Background: Immunosuppression is necessary after transplantation but it is associated with distinct adverse side effects. These negative effects could at least partially be overcome with the mammalian target of Rapamycin (mTOR) inhibitor everolimus. Few studies have examined everolimus therapy with calcineurin inhibitor (CNI) withdrawal in maintenance heart transplant patients (HTx).
Methods: In this prospective, single-arm, single-center study, maintenance patients after HTx were converted from CNI to everolimus.
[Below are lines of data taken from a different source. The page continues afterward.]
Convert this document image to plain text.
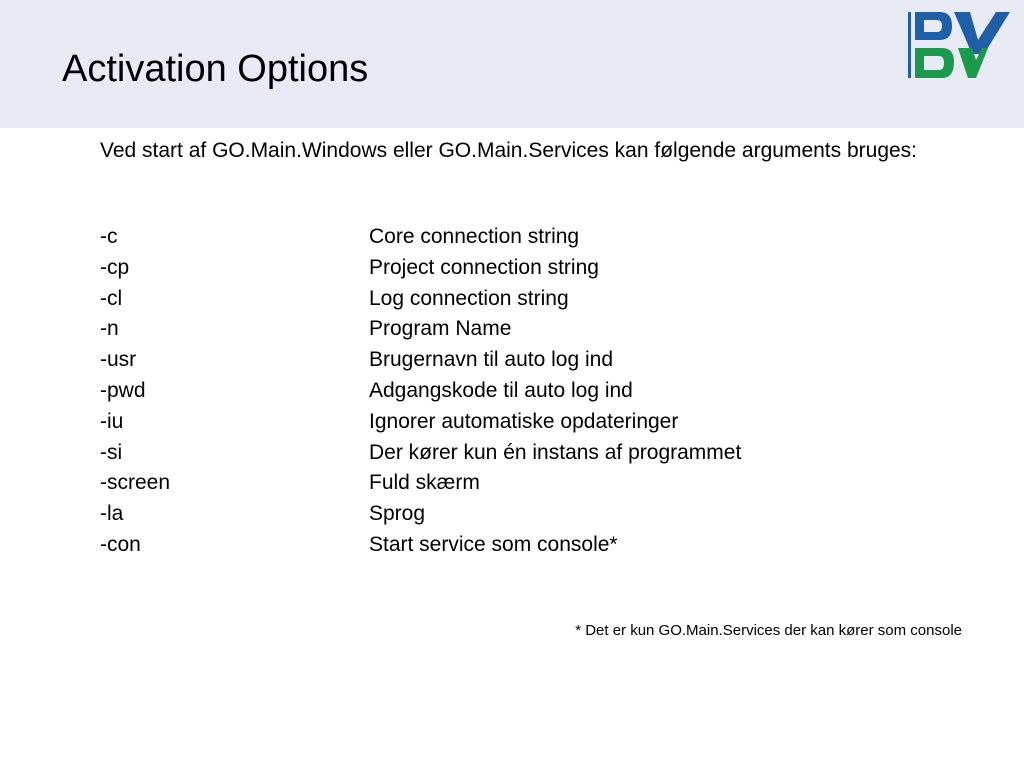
Activation Options
Ved start af GO.Main.Windows eller GO.Main.Services kan følgende arguments bruges:
-c	Core connection string
-cp	Project connection string
-cl	Log connection string
-n	Program Name
-usr	Brugernavn til auto log ind
-pwd	Adgangskode til auto log ind
-iu	Ignorer automatiske opdateringer
-si	Der kører kun én instans af programmet
-screen	Fuld skærm
-la	Sprog
-con	Start service som console*
* Det er kun GO.Main.Services der kan kører som console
They were followed for 48 months. Primary endpoints were kidney-function and arterial hypertension.
Results: Forty-eight patients were recruited (mean post-transplant time 5.4 ± 3.5 years). Of these, 36 were followed for the entire 4-year period. Median calculated glomerular filtration rate increased from 40.7 (32.4 to 59.1) mL/minute at baseline to 48.9 (29.7 to 67)) mL/minute at month 48 (p = not significant). Median systolic and diastolic blood pressure, triglycerides, and high-density lipoprotein and low-density lipoprotein cholesterol, did not change significantly in a comparison of the values at baseline and at 48 months. Early resolution of most non-renal CNI-related adverse events was sustained. Due to adverse events, CNI therapy had to be reintroduced in 6 patients (12.5%). No significant changes in cardiac function parameters were observed.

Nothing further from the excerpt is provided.